TRUE/FALSE? 1. 4yo boy with known congenital adrenal insufficiency with 1/7 of fever and diarrhoea. Not dehydrated, tolerating fluids by mouth. What is your advice? D. The child should be taken to ED if he develops vomiting and is not tolerating oral fluids or medication. True. Children with adrenal insufficiency who cannot tolerate po will rapidly become glucocorticoid deficient, high risk of adrenal crisis (life threatening). Dehydration also a risk. Need urgent med review, IM or IV glucocorticoids and IV fluid replacement. Give IM hydrocortisone while awaiting transfer to hospital if needed. Parents of children with adrenal insufficiency are trained in IM admin of hydrocortisone and should have medication available at all times.
TRUE/FALSE? 2. In the situation of a baby born with a disorder of sex differentiation one must always consider the possibility of congenital adrenal hyperplasia. True. Congenital adrenal hyperplasia may present as a disorder of sex development in a newborn. In the severe neonatal form it may result in an adrenal crisis and even death within weeks.

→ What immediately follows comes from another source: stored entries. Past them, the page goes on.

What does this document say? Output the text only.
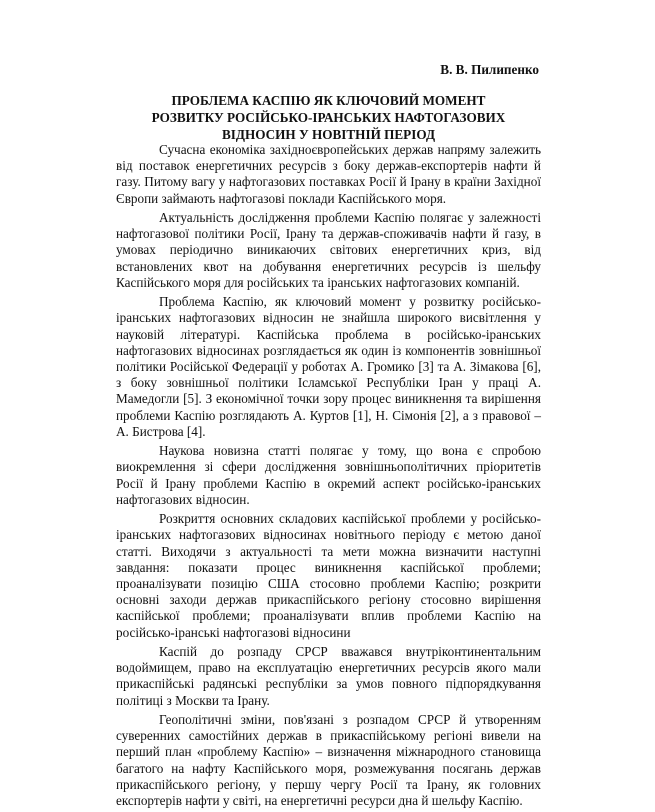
В. В. Пилипенко
ПРОБЛЕМА КАСПІЮ ЯК КЛЮЧОВИЙ МОМЕНТ
РОЗВИТКУ РОСІЙСЬКО-ІРАНСЬКИХ НАФТОГАЗОВИХ
ВІДНОСИН У НОВІТНІЙ ПЕРІОД

Сучасна економіка західноєвропейських держав напряму залежить від поставок енергетичних ресурсів з боку держав-експортерів нафти й газу. Питому вагу у нафтогазових поставках Росії й Ірану в країни Західної Європи займають нафтогазові поклади Каспійського моря.

Актуальність дослідження проблеми Каспію полягає у залежності нафтогазової політики Росії, Ірану та держав-споживачів нафти й газу, в умовах періодично виникаючих світових енергетичних криз, від встановлених квот на добування енергетичних ресурсів із шельфу Каспійського моря для російських та іранських нафтогазових компаній.

Проблема Каспію, як ключовий момент у розвитку російсько-іранських нафтогазових відносин не знайшла широкого висвітлення у науковій літературі. Каспійська проблема в російсько-іранських нафтогазових відносинах розглядається як один із компонентів зовнішньої політики Російської Федерації у роботах А. Громико [3] та А. Зімакова [6], з боку зовнішньої політики Ісламської Республіки Іран у праці А. Мамедогли [5]. З економічної точки зору процес виникнення та вирішення проблеми Каспію розглядають А. Куртов [1], Н. Сімонія [2], а з правової – А. Бистрова [4].

Наукова новизна статті полягає у тому, що вона є спробою виокремлення зі сфери дослідження зовнішньополітичних пріоритетів Росії й Ірану проблеми Каспію в окремий аспект російсько-іранських нафтогазових відносин.

Розкриття основних складових каспійської проблеми у російсько-іранських нафтогазових відносинах новітнього періоду є метою даної статті. Виходячи з актуальності та мети можна визначити наступні завдання: показати процес виникнення каспійської проблеми; проаналізувати позицію США стосовно проблеми Каспію; розкрити основні заходи держав прикаспійського регіону стосовно вирішення каспійської проблеми; проаналізувати вплив проблеми Каспію на російсько-іранські нафтогазові відносини

Каспій до розпаду СРСР вважався внутріконтинентальним водоймищем, право на експлуатацію енергетичних ресурсів якого мали прикаспійські радянські республіки за умов повного підпорядкування політиці з Москви та Ірану.

Геополітичні зміни, пов'язані з розпадом СРСР й утворенням суверенних самостійних держав в прикаспійському регіоні вивели на перший план «проблему Каспію» – визначення міжнародного становища багатого на нафту Каспійського моря, розмежування посягань держав прикаспійського регіону, у першу чергу Росії та Ірану, як головних експортерів нафти у світі, на енергетичні ресурси дна й шельфу Каспію.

TRUE/FALSE? 3. Although a commonly used laboratory definition of hypoglycaemia is a blood glucose level below 2.6, symptoms are common at levels below 3.3 and this level should prompt consideration of further evaluation. True. Hypoglycaemia is sometimes defined as a blood glucose level below 2.6 but most healthy infants and children maintain levels of 3.3 or above. Depending on the clinical circumstances, further evaluation should be considered with any BGL <3.3.

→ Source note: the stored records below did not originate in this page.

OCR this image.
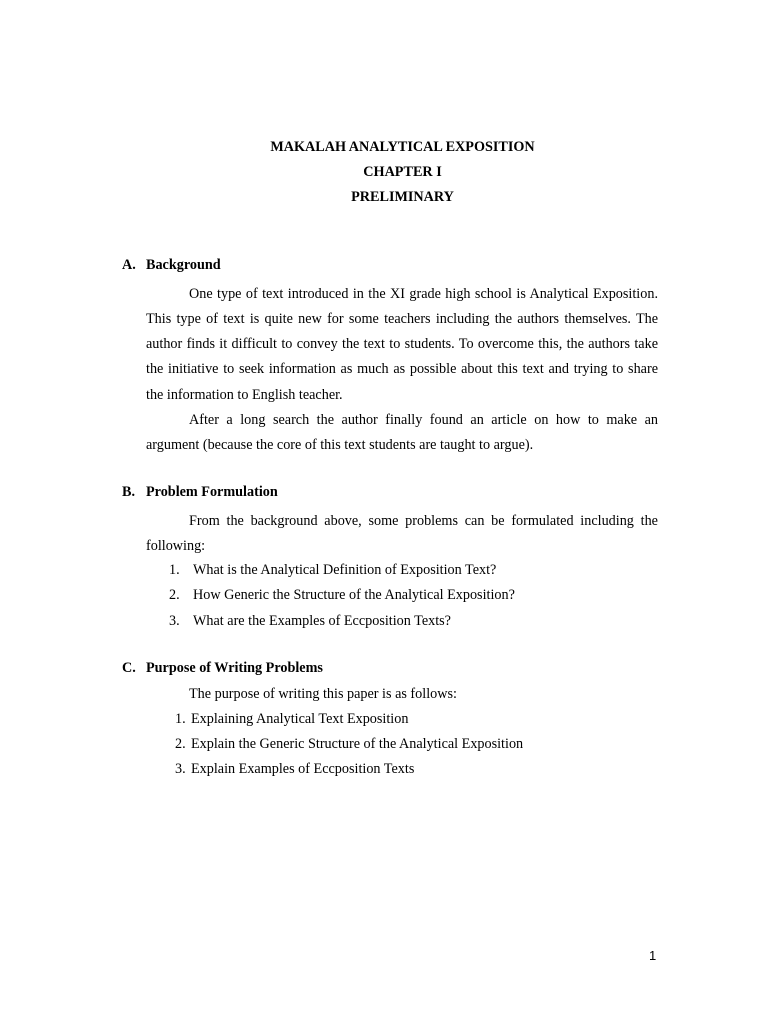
MAKALAH ANALYTICAL EXPOSITION
CHAPTER I
PRELIMINARY
A. Background
One type of text introduced in the XI grade high school is Analytical Exposition. This type of text is quite new for some teachers including the authors themselves. The author finds it difficult to convey the text to students. To overcome this, the authors take the initiative to seek information as much as possible about this text and trying to share the information to English teacher.
After a long search the author finally found an article on how to make an argument (because the core of this text students are taught to argue).
B. Problem Formulation
From the background above, some problems can be formulated including the following:
1. What is the Analytical Definition of Exposition Text?
2. How Generic the Structure of the Analytical Exposition?
3. What are the Examples of Eccposition Texts?
C. Purpose of Writing Problems
The purpose of writing this paper is as follows:
1. Explaining Analytical Text Exposition
2. Explain the Generic Structure of the Analytical Exposition
3. Explain Examples of Eccposition Texts
1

TRUE/FALSE? 4. A blood sample for investigation of hypoglycaemia in a child may, for practical reasons, be collected after stabilising the child and administering glucose. False. Obtain a blood sample during the hypoglycaemic state to assess hormonal levels of insulin, growth hormone and cortisol during the episode eg. during IV cannulation.
TRUE/FALSE? 5. Hypocalcemia may present with seizures in the neonate or infant. True. Seizures may be the presenting feature of hypocalcemia in the neonatal period or in infancy or rarely in an older child. Always check calcium levels in cases of seizures in this age group (as well as BGL).
TRUE/FALSE? 6. Neonatal thyrotoxicosis never presents in the first two weeks of life. False. Neonatal thyrotoxicosis usually presents in the first week of life (but may occasionally be delayed) with tachycardia, irritability, diarrhoea, poor feeding, failure to gain weight and eye signs. If not recognised and managed it may be life threatening.